Once the calculator gives you how many plants your daily amount allows, treat that figure as the ceiling you plan around — not a target to max out. Decide your method (indoor, outdoor, or both), set up a space that can realistically produce your authorized amount at or under that count, and make sure the number on your Health Canada registration matches what you actually intend to grow. Keep the calculation handy, and recheck it whenever your daily amount changes at a renewal, since the plant count moves with it. Planned this way, the number stops being an abstract limit and becomes a practical blueprint for a grow that meets your needs and stays clearly compliant.

How do you find your exact plant count?

The simplest way is to use the plant calculator: enter your daily amount and it returns your maximum indoor, outdoor, and combined plant counts using Health Canada's official table. That removes any guesswork and lets you see, before you commit to an amount, exactly what grow it implies — which is useful for planning space, budget, and security. It also makes the link between daily amount and plant count concrete, so you can choose an amount that produces a grow you can actually manage. Pairing a defensible amount with the calculator is the cleanest way to plan a compliant, right-sized grow.

Frequently asked

How many plants does an ACMPR licence allow?

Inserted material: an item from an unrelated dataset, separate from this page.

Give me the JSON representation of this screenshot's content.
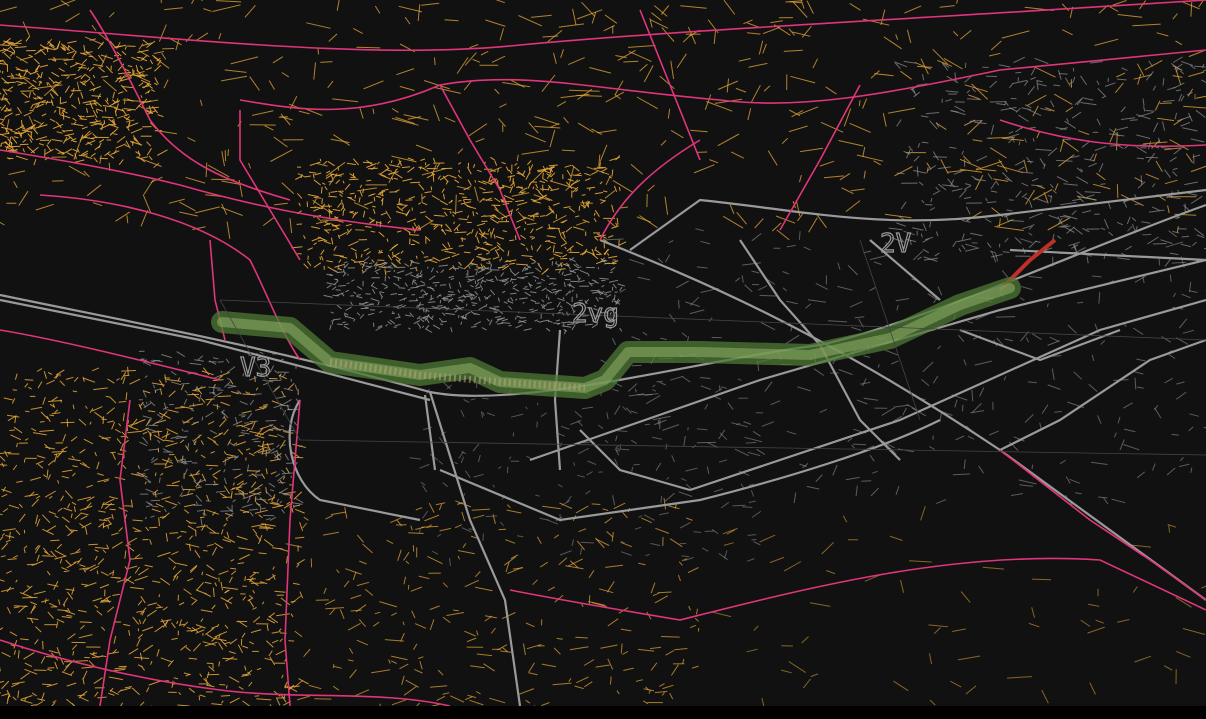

It depends on your daily amount — there is no flat number. Health Canada’s formula converts your grams per day into a maximum plant count, higher indoors than outdoors. The calculator shows your exact figure.

Why can I grow more plants indoors than outdoors?

The formula assumes outdoor plants yield more each, so it allows fewer of them for the same daily amount, and more indoor plants since each yields less.

Can I grow fewer plants than my maximum?

Yes. Your count is a maximum, not a requirement. Many growers run fewer plants than authorized — staying at or below the limit is what matters.